According to Quentin Scrimshire, head of energy storage at Kiwi Power, the capacity market is failing to meet its original purpose and is merely rewarding larger generators that would already be generating during the winter:
“The whole mind-set around the capacity market has changed from being a mechanism that would drive investment to just a handout from the government on top of your standard operational case,”
– Quentin Scrimshire, Kiwi Power
This is reflected in the low price – some large existing plant bid in at zero or near-zero prices, such as Centrica’s Kings Lynn, Killingholme and Peterborough plants, since having a capacity contract or not at this stage has very little impact on the viability of these assets over the coming winter.
However, there were other large thermal units that would have needed meaningful capacity income to ensure their future. SSE has announced that it will close its 1.5 GW Fiddler’s Ferry coal unit by 31 March next year, citing ongoing heavy losses and an inability to compete against more efficient gas and renewable generation. EDF Energy has previously stated that it would close its 2 GW Cottam coal power station, meaning that after this coming winter there will be only five coal-fired power stations left in the UK.
Some power stations that have previously secured capacity contracts may also be vulnerable, potentially running at a loss in order to meet the terms of their capacity agreements. Eggborough, which closed last year, had been running at with a load factor of just 6% (according to its 2017 accounts) – not enough to make the plant economic in the absence of a capacity contract, or with a low capacity price. Recent news about coal-free operation of the electricity system further adds to the problem. West Burton A, Corby and Brigg are all looking vulnerable.
The lack of clarity over if/when capacity payments will be made, and the likelihood of losses in the meantime, might see operators preferring to risk paying non-delivery penalties (which also could not be collected during the market suspension) rather than accept the costs of remaining open.
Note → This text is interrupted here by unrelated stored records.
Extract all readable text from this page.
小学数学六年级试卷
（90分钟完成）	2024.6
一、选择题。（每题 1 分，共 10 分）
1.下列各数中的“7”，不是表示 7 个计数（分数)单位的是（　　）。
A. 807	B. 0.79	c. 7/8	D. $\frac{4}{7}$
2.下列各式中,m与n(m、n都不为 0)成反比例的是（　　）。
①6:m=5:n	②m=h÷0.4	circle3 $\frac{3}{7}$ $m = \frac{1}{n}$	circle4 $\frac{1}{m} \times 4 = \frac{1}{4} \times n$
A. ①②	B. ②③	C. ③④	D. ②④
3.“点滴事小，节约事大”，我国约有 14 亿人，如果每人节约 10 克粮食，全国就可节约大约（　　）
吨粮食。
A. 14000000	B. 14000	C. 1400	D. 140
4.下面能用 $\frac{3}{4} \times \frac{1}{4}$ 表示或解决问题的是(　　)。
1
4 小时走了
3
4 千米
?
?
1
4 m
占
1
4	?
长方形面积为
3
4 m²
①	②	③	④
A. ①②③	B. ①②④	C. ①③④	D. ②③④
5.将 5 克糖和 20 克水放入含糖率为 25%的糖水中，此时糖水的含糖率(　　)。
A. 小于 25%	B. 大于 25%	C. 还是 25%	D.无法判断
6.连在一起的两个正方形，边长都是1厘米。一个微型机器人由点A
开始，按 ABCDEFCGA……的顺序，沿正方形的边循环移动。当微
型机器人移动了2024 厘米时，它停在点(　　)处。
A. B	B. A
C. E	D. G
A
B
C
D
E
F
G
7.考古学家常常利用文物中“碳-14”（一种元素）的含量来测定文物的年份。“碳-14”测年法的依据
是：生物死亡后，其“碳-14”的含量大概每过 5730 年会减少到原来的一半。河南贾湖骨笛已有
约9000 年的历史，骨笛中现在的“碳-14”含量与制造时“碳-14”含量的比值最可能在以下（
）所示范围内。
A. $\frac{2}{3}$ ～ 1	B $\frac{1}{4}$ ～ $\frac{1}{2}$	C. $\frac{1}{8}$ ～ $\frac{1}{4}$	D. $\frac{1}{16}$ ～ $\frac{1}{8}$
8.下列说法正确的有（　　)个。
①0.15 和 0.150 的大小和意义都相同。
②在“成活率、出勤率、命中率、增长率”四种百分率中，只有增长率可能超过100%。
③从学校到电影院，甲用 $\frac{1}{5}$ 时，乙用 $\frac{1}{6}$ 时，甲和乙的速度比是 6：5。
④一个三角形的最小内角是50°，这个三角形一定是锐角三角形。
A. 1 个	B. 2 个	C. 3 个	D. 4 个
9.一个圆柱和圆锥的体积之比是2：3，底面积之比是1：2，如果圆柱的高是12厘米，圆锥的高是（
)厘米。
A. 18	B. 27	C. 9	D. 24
Will the low capacity pricing continue?
Critics are pointing to the low price of the June 2019 capacity auction to suggest that the capacity market is failing to deliver new investment, particularly in clean, flexible technologies:
“The capacity market is all about rewarding the cheapest megawatt and the cheapest possible megawatt we can build is a reciprocating engine. So storage can’t really compete in the same way, especially against existing generation,”
– Tom Edwards, senior modeller, Cornwall Insight
Analysis by Timera Energy suggests that prices in the T-4 auctions will not follow the sharp downward trajectory seen in the T-1 auction, as asset owners will need to replace income lost elsewhere with higher capacity market revenues:
- Margins earned by gas reciprocating engines have fallen significantly over the past 12-18 months;
- Transmission charging reforms will affect the economics of DSR;
- Coal economics have deteriorated as gas prices have fallen and carbon prices have risen;
- Significant reductions in battery de-rating factors and declining frequency response returns are eroding battery economics.
Providing the capacity market suspension can be lifted, the next T-4 auction will take place in January 2020, which will actually be a 3-year ahead auction for the delivery year 2022/23. This will be quickly followed in early March by the T-4 auction for 2023/24. A T-1 auction for 2021/21 is due next February.
Three auctions in the space of six weeks will provide a far clearer picture of the future of the capacity market, although whether these market forces will be enough to secure the higher prices required for investments in significant new capacity remains to be seen.
I don’t understand how a battery can get paid to provide capacity, when it could only do so for a very short period, and interconnectors themselves are not sources of energy. The Capacity Market is a lifeline for proper power stations, its rules appear to me to be bent.